Aguas Kpital Cúcuta: el valor de entender que la productividad empieza por las personas

abril 17, 2026 Yulder Jiménez

Durante años, el discurso empresarial ha insistido en una idea que, en la práctica, pocas organizaciones logran materializar: poner a las personas en el centro. No como eslogan, sino como decisión estratégica. En ese contexto, el caso de Aguas Kpital Cúcuta resulta particularmente revelador.

En una ciudad como Cúcuta, donde la informalidad laboral ha sido históricamente un desafío estructural, hablar de estabilidad, bienestar y proyección familiar no es menor. Es, en realidad, una apuesta que redefine el rol de la empresa en el desarrollo social. Y es justamente ahí donde esta organización marca una diferencia.

Lo interesante no es que haya construido un conjunto de beneficios para sus colaboradores, (algo cada vez más común en el discurso corporativo), sino que haya entendido una premisa más compleja: la productividad no se gestiona únicamente desde indicadores operativos, sino desde las condiciones reales de vida de quienes sostienen la operación.

Bajo esa lógica, Aguas Kpital Cúcuta ha desarrollado un modelo que trasciende lo laboral para entrar en lo estructural. Acceso a crédito justo, mecanismos de solidaridad, impulso al emprendimiento y programas de bienestar no aparecen como beneficios aislados, sino como piezas de un sistema que busca reducir la incertidumbre en la vida del colaborador.
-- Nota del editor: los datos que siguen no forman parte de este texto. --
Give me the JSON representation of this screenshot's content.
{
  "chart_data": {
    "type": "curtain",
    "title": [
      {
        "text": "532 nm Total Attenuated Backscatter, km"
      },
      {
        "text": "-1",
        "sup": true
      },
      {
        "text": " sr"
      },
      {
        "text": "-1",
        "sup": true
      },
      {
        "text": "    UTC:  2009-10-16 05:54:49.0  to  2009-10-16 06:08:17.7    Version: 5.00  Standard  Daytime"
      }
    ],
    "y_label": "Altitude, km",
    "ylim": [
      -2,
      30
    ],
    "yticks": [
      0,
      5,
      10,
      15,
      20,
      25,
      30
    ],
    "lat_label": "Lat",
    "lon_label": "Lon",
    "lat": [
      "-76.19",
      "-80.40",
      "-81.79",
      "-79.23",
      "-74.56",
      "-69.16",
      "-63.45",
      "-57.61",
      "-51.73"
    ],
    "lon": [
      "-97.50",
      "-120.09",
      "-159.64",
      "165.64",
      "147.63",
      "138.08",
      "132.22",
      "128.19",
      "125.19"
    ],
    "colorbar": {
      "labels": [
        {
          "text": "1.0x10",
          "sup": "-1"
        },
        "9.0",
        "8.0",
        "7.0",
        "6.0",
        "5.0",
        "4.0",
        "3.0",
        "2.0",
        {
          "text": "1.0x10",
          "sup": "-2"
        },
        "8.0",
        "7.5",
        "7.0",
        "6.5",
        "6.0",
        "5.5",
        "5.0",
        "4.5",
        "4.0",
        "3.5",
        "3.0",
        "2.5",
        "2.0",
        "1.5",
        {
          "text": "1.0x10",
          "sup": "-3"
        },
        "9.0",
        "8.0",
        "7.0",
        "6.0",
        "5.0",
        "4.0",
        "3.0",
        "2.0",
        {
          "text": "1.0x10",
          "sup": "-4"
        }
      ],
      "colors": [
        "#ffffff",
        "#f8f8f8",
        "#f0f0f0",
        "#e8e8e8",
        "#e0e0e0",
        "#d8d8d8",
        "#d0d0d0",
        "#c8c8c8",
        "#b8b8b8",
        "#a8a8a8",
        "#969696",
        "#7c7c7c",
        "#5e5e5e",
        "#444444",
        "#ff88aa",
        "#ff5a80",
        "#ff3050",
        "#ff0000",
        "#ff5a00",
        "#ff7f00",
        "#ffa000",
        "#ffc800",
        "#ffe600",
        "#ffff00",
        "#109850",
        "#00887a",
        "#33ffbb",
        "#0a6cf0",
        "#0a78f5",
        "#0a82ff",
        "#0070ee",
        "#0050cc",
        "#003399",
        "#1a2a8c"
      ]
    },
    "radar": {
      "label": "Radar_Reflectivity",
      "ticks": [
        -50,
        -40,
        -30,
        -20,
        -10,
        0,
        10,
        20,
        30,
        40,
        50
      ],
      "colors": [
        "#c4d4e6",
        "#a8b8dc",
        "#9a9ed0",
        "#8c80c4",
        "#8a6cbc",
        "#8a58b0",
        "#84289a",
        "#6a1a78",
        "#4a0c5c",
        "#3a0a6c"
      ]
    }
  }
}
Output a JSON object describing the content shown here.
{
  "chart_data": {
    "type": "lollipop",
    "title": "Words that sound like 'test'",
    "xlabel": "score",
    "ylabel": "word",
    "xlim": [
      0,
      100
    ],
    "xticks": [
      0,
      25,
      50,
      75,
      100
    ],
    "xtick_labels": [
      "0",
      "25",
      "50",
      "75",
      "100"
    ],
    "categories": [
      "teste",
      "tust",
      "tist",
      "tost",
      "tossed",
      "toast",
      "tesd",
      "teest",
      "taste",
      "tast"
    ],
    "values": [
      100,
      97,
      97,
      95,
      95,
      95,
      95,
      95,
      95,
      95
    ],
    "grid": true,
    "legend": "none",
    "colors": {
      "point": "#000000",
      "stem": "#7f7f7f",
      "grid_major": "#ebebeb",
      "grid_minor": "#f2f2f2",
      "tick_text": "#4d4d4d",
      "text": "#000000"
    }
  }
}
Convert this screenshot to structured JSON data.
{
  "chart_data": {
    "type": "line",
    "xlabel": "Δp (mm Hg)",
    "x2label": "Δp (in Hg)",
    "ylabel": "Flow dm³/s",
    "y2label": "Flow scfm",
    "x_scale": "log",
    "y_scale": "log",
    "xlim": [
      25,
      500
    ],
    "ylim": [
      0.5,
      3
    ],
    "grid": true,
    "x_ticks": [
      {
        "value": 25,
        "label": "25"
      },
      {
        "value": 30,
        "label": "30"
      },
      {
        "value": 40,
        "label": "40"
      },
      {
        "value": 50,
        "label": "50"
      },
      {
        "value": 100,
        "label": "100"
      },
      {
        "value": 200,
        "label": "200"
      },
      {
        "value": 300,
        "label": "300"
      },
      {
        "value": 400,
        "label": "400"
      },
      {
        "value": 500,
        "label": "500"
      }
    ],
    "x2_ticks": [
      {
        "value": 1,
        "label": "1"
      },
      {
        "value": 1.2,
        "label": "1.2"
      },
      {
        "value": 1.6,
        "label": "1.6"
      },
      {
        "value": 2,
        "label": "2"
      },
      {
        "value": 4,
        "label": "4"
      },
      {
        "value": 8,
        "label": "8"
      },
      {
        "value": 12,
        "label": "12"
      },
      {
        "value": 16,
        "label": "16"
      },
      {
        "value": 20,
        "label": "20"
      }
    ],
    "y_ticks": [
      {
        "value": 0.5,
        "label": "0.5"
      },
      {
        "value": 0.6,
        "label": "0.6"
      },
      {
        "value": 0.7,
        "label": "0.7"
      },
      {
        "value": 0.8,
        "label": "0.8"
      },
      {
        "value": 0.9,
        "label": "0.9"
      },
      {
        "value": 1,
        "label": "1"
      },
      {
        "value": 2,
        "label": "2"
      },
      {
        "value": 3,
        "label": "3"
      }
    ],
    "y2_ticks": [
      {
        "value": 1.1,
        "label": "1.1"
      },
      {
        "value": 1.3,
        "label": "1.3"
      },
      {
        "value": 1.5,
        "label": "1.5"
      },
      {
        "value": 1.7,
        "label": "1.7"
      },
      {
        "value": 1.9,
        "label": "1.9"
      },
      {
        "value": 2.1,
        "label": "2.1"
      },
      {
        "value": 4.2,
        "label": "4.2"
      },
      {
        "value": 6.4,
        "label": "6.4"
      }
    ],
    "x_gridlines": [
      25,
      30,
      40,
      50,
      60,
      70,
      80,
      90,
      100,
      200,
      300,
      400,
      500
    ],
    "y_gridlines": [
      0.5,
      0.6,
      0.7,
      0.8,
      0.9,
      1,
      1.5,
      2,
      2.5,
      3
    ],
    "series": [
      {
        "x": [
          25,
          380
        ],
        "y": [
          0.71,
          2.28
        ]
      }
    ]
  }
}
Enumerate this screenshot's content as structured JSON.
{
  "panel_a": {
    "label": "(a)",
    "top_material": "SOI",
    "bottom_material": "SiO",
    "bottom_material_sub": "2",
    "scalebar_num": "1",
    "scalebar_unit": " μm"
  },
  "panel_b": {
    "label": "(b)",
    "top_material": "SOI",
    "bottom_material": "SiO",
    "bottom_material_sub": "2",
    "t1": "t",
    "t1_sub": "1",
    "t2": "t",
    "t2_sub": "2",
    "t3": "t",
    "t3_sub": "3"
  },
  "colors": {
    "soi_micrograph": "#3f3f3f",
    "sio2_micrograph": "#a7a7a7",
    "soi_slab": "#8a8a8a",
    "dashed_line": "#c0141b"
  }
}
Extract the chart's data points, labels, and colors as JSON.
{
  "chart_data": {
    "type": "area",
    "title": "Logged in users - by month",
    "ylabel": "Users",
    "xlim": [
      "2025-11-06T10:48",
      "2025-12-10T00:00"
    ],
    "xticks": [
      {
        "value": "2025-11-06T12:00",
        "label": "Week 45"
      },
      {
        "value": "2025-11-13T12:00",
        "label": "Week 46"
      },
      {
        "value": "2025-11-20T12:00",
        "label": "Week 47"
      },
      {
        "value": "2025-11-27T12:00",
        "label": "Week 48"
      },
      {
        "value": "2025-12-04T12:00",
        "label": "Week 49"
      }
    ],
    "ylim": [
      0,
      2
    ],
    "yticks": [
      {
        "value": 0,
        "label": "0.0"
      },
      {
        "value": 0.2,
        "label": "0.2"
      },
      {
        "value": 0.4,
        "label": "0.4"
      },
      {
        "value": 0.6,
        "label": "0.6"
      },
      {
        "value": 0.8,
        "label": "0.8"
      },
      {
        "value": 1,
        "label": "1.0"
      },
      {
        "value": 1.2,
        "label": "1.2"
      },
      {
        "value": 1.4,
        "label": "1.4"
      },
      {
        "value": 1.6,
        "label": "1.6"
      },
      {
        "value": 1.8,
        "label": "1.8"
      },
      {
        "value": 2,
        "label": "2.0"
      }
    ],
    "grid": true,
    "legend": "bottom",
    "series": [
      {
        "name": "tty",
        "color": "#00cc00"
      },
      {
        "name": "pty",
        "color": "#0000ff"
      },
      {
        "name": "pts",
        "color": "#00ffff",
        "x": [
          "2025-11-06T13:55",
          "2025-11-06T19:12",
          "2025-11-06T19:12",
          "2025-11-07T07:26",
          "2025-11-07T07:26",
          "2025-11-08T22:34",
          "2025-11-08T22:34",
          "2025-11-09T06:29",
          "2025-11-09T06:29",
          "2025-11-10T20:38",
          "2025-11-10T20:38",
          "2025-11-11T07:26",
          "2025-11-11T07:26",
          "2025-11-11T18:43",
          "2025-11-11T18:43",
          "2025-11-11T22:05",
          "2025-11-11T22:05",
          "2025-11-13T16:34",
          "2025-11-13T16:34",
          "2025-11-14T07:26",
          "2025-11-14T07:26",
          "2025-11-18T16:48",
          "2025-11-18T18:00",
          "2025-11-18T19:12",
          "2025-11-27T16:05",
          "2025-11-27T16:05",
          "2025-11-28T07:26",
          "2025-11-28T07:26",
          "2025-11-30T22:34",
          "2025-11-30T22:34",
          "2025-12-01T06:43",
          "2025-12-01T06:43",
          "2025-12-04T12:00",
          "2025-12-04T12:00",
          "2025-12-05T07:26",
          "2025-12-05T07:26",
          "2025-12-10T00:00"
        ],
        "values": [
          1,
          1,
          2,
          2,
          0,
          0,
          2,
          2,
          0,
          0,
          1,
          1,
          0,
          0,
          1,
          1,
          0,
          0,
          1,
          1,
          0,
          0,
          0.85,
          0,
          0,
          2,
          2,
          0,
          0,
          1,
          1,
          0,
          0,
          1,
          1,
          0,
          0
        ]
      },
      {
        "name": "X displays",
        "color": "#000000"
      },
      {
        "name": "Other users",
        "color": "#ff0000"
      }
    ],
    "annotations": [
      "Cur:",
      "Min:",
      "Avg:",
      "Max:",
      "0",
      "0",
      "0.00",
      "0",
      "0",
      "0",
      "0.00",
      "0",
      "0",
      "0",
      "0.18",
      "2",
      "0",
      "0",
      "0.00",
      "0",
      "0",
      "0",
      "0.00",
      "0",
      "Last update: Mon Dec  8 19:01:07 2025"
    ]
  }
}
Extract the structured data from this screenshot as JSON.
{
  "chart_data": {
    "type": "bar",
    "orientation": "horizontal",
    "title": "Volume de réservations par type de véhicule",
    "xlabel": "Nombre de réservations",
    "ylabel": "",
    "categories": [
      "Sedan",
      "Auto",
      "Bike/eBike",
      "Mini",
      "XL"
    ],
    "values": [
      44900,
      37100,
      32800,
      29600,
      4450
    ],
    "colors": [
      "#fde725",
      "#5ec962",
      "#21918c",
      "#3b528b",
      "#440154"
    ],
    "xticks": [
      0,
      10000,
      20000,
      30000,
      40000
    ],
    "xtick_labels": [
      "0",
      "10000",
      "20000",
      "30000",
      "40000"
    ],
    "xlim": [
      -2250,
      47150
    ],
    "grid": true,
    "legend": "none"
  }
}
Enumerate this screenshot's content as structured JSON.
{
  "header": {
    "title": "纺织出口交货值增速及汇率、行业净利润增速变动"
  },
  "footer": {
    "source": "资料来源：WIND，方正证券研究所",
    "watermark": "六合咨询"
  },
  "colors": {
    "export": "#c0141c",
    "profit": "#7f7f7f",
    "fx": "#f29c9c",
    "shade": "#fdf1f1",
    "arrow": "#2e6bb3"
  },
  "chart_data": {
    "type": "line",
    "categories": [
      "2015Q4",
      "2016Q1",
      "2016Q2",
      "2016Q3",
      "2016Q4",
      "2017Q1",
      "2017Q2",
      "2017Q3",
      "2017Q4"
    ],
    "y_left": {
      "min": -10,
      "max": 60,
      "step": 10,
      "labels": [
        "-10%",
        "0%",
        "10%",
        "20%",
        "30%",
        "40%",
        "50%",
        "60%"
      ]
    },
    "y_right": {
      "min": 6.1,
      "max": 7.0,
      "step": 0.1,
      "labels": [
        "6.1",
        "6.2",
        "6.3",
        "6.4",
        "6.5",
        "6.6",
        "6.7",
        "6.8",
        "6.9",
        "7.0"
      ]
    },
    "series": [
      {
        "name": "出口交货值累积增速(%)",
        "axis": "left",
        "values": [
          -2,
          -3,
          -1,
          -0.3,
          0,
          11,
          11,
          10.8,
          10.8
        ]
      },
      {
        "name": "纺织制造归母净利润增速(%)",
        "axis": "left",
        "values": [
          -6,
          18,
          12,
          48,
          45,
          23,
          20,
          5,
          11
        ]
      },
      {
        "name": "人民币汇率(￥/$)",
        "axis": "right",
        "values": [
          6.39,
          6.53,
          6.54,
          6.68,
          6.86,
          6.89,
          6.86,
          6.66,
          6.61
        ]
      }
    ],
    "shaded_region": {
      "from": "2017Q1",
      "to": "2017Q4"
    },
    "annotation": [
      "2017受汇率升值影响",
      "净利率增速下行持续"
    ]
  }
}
Uno de los pilares de esta transformación ha sido el fortalecimiento de mecanismos como el Fondo de Empleados (Foempakc) y el Fondo de Solidaridad, que han permitido atender necesidades reales con soluciones concretas: crédito en condiciones justas, respaldo en momentos críticos, impulso al emprendimiento y alivios directos a la economía del hogar.

Y reducir la incertidumbre, en contextos como el colombiano, es una decisión profundamente estratégica: Iniciativas como *La Merkatienda La Confianza* pueden parecer anecdóticas en una primera lectura, pero en realidad revelan algo más de fondo: una cultura organizacional que entiende la confianza no como un valor declarativo, sino como una práctica cotidiana. Lo mismo ocurre con los esquemas que facilitan el acceso a activos productivos, que rompen con la lógica tradicional del empleado dependiente y abren espacio a una mayor autonomía económica.

Ahora bien, conviene ser claros: este tipo de modelos no funciona por acumulación de programas, sino por coherencia. Y es precisamente esa coherencia, sumada a una relación madura con el sindicato y a una visión empresarial de largo plazo, lo que ha permitido que los resultados trasciendan el reconocimiento institucional y se traduzcan en algo más difícil de lograr: estabilidad real para más de mil familias.

Aquí hay una lección que muchas empresas aún no terminan de procesar. El bienestar no es un costo ni un componente reputacional; es un factor productivo. Ignorarlo no solo limita el desarrollo humano, sino que compromete la sostenibilidad del negocio.

En ese sentido, Aguas Kpital Cúcuta no solo aporta a la transformación del servicio público que presta. Está demostrando, en un entorno complejo, que sí es posible construir empresa desde una lógica distinta: una en la que el crecimiento económico y el desarrollo social no compiten, sino que se potencian.

Y esa, más que una buena práctica, es una señal de hacia dónde debería evolucionar el tejido empresarial del país.